Lori Hayes Educates Acalanes Students on Racial Equity

By Brendan Connelly, Staff Writer

// Beginning with discussions about race and identity in Academy cohorts at the start of the semester, Acalanes High School students continue to have the opportunity to engage in dialogues to promote inclusivity and understanding in the community. 

   Acalanes Leadership’s Diversity Board hosted a Zoom event with guest speaker Lori Hayes for the Acalanes community on Wednesday, Nov. 18, to discuss what it means to be an upstander instead of a bystander as a part of CARE week at Acalanes. 

   Hayes is an educator with decades of experience and was also a student activities coordinator for the West Virginia University Center for Black Culture and Research.

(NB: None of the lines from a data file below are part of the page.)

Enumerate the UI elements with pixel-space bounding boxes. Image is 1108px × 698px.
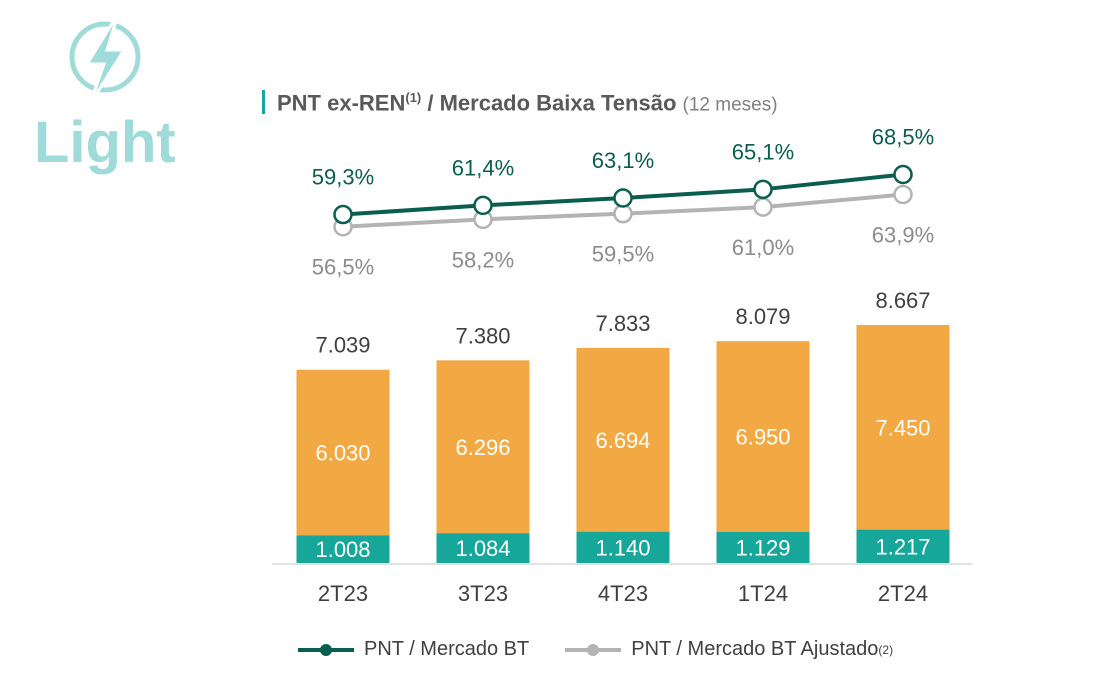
- bar-lower-4T23: [576, 531, 670, 563]
- point-label-bt: 65,1%: [732, 139, 794, 164]
- bar-upper-2T24: [856, 325, 950, 530]
- x-tick-label: 1T24: [738, 581, 788, 606]
- legend: PNT / Mercado BT PNT / Mercado BT Ajusta…: [298, 638, 929, 661]
- point-adj: [893, 184, 913, 205]
- point-label-bt: 63,1%: [592, 148, 654, 173]
- title-footnote: (1): [405, 90, 422, 105]
- title-rest: / Mercado Baixa Tensão: [421, 90, 677, 116]
- bar-total-label: 7.833: [595, 311, 650, 336]
- point-bt: [473, 195, 493, 216]
- bar-lower-label: 1.129: [735, 535, 790, 560]
- point-label-adj: 56,5%: [312, 255, 374, 280]
- point-label-adj: 61,0%: [732, 235, 794, 260]
- point-label-adj: 63,9%: [872, 223, 934, 248]
- bar-upper-4T23: [576, 347, 670, 532]
- point-label-bt: 68,5%: [872, 125, 934, 150]
- logo-circle: [69, 21, 141, 93]
- bar-upper-1T24: [716, 341, 810, 532]
- bar-lower-2T24: [856, 529, 950, 563]
- lightning-bolt-icon: [84, 13, 127, 105]
- bar-lower-2T23: [296, 535, 390, 563]
- title-subtitle: (12 meses): [682, 94, 778, 116]
- bar-lower-label: 1.084: [455, 536, 510, 561]
- point-bt: [333, 204, 353, 225]
- x-tick-label: 2T24: [878, 581, 928, 606]
- bar-upper-2T23: [296, 369, 390, 536]
- point-label-adj: 58,2%: [452, 247, 514, 272]
- bar-lower-label: 1.140: [595, 535, 650, 560]
- x-tick-label: 3T23: [458, 581, 508, 606]
- bar-upper-label: 6.950: [735, 425, 790, 450]
- bar-upper-3T23: [436, 360, 530, 534]
- bar-upper-label: 7.450: [875, 415, 930, 440]
- bar-total-label: 8.079: [735, 304, 790, 329]
- bar-lower-label: 1.217: [875, 534, 930, 559]
- chart-title: PNT ex-REN(1) / Mercado Baixa Tensão (12…: [262, 90, 778, 116]
- legend-marker-adj: [565, 643, 622, 656]
- bar-total-label: 7.039: [315, 333, 370, 358]
- point-bt: [893, 164, 913, 185]
- legend-item-pnt-bt: PNT / Mercado BT: [298, 638, 529, 661]
- legend-footnote: (2): [878, 642, 894, 657]
- bar-upper-label: 6.694: [595, 428, 650, 453]
- point-adj: [753, 197, 773, 217]
- bar-upper-label: 6.030: [315, 441, 370, 466]
- bar-lower-1T24: [716, 531, 810, 563]
- title-main: PNT ex-REN: [277, 90, 406, 116]
- logo-text: Light: [34, 110, 176, 175]
- bar-lower-label: 1.008: [315, 537, 370, 562]
- point-label-bt: 61,4%: [452, 155, 514, 180]
- legend-marker-bt: [298, 643, 354, 656]
- x-tick-label: 2T23: [318, 581, 368, 606]
- point-label-adj: 59,5%: [592, 242, 654, 267]
- point-bt: [753, 179, 773, 200]
- legend-label-bt: PNT / Mercado BT: [364, 638, 530, 660]
- bar-total-label: 8.667: [875, 288, 930, 313]
- legend-label-adj: PNT / Mercado BT Ajustado: [631, 638, 879, 660]
- x-tick-label: 4T23: [598, 581, 648, 606]
- title-accent-bar: [262, 90, 265, 115]
- bar-total-label: 7.380: [455, 323, 510, 348]
- bar-lower-3T23: [436, 533, 530, 563]
- bar-upper-label: 6.296: [455, 435, 510, 460]
- light-logo: Light: [34, 13, 176, 175]
- point-bt: [613, 188, 633, 208]
- point-label-bt: 59,3%: [312, 165, 374, 190]
- legend-item-pnt-bt-ajustado: PNT / Mercado BT Ajustado (2): [565, 638, 893, 661]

She has spoken at various schools across the country to spread messages about leadership and equity. 

   The Diversity Board organized Hayes’ keynote and aimed to give students the tools they need to handle situations regarding racial equity in everyday life.

   “One of the topics that has always come up in so many student spaces at Acalanes has always been ‘how do I address issues of equity when they come up on social media, in the hallway, in the classroom because often I don’t know what to say, I don’t know how to react and I really want to have that tool kit,’” Leadership and Ethnic Studies teacher Katherine Walton, said. 

   Hayes spoke for around 50 minutes about her experiences and how students can effectively stand up for themselves and others in difficult situations regarding racial equity before opening up the space for questions.

   “One of my many favorite stories she shared was of how she grew up in a school with minimal diversity. She had thought that the world was always like that, with white as the constant majority,” sophomore Liv Banks said. 

   Hayes touched on many topics throughout her talk, but she focused heavily on how community members can be upstanders. She gave book recommendations such as Ibram X. Kendi’s How to Be an Antiracist and explained the importance of a self-focused outlook. She reminded students that in the end, they could only improve themselves. 

   “Show up for marginalized communities. Show up. Show up. Be there to not be the savior in this situation. When you enter into these affinity groups, when you go to the [Black Student Union] meeting, when you go to the Asian American meeting, go with the idea that I am going to learn,” Hayes said at the meeting.